Ohio State alumni-led startup transforms pediatric healthcare with virtual reality

The Lantern
LittleSeed’s immersive VR experiences help transport young patients to a world of adventure during medical procedures. Courtesy of Jeff Penka

About two in three children experience an intense fear of needles — leading some to avoid essential medical procedures or vaccinations, according to the Centers for Disease Control and Prevention .

Trypanophobia, as it’s commonly known, is a fear of needles, injections or other medical procedures, particularly among children, which can cause significant anxiety and distress for both pediatric patients and their caregivers. However, two Ohio State alumni are on a mission to turn a child’s tears into laughter at the hospital.

Jeremy Patterson and Jeff Penka, co-founders of LittleSeed , created a Columbus-based health care technology startup in 2017 to transform experiences for pediatric patients through the power of virtual reality.

Whether it’s exploring a lagoon or meeting penguins and pirates in an immersive environment, LittleSeed offers immersive, interactive experiences designed to transport pediatric patients undergoing medical procedures to a world of adventure, according to its website .
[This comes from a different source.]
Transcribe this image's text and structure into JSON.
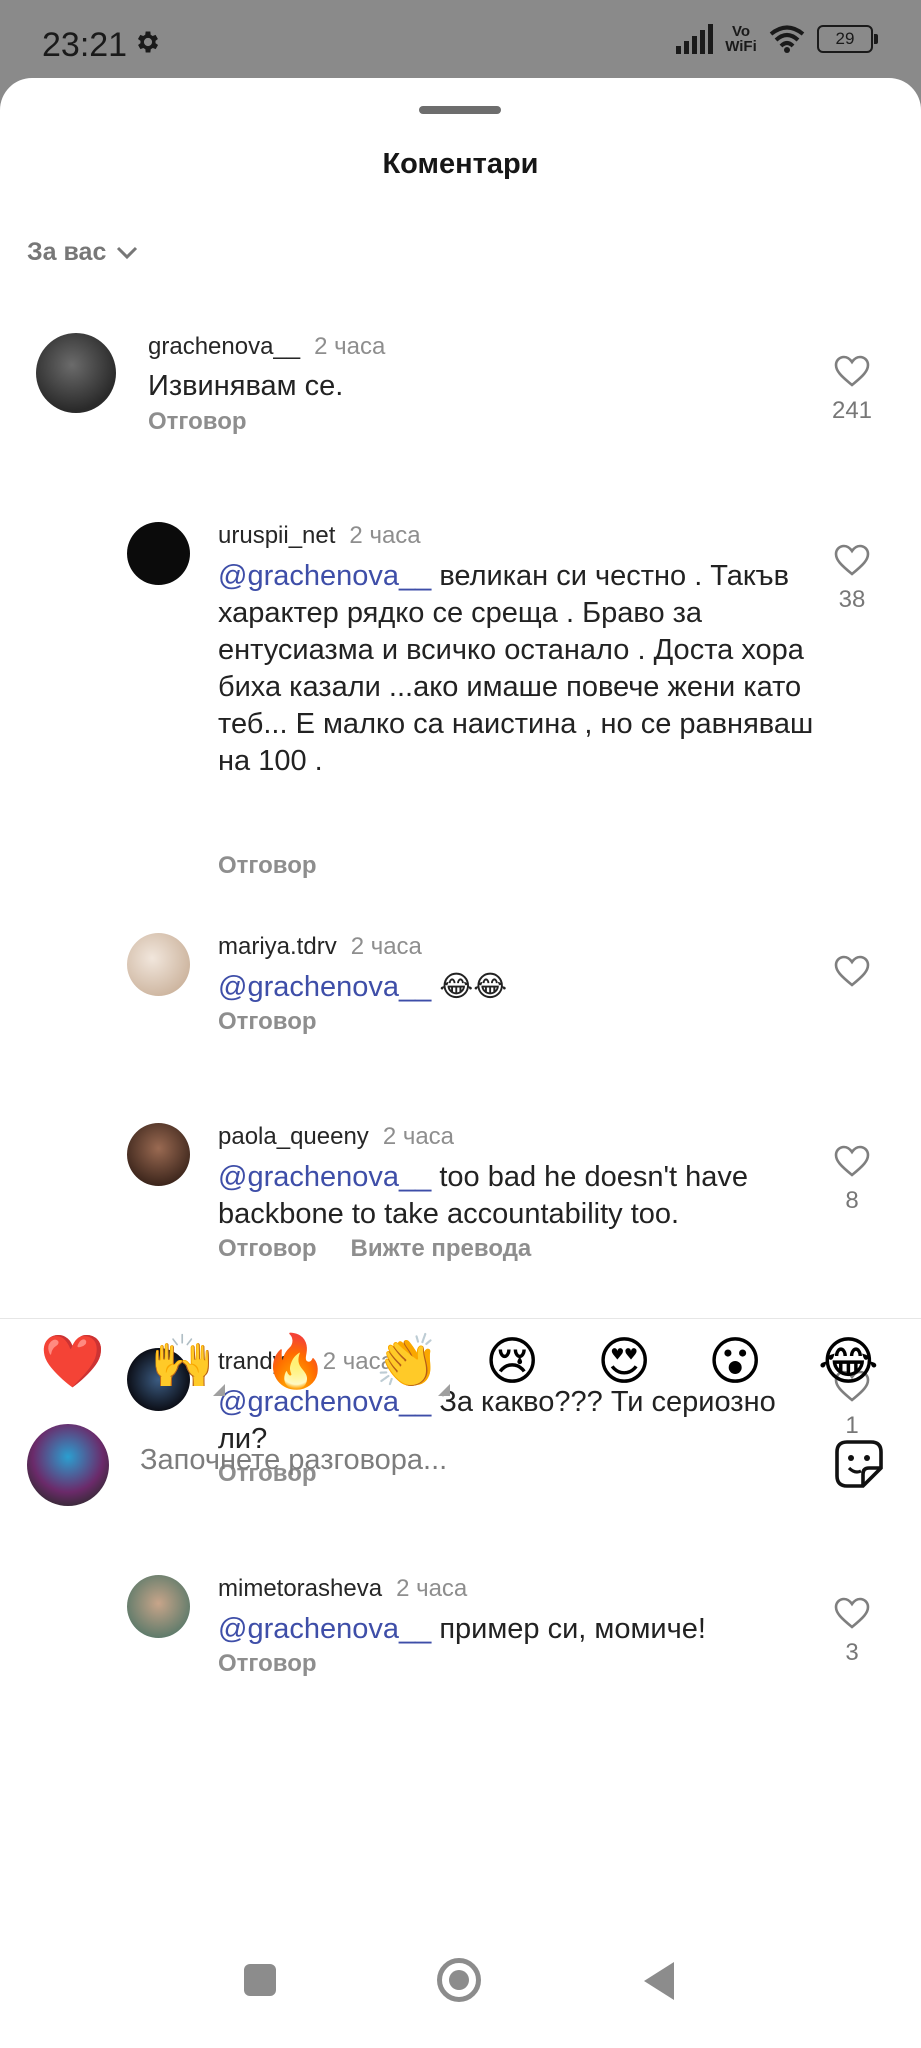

Patterson, a 2001 alumnus who also serves as LittleSeed’s chief creative technology officer, said through his previous work at Nationwide Children’s Hospital , he saw firsthand the potential of gaming technology to reduce pediatric pain and anxiety. He said at the heart of LittleSeed’s mission is a commitment to creating an experience that is “fun but with a purpose.”

Patterson said LittleSeed’s flagship product, Voxel Bay — a VR experience to help young patients cope with severe needle phobia — was born out of this vision.

Collaborating with Ohio State students in the Advanced Computing Center for the Arts and Design , Patterson, who also works as a graphics researcher and instructor at Ohio State ACCAD , said he led a pilot study at Voxel Bay.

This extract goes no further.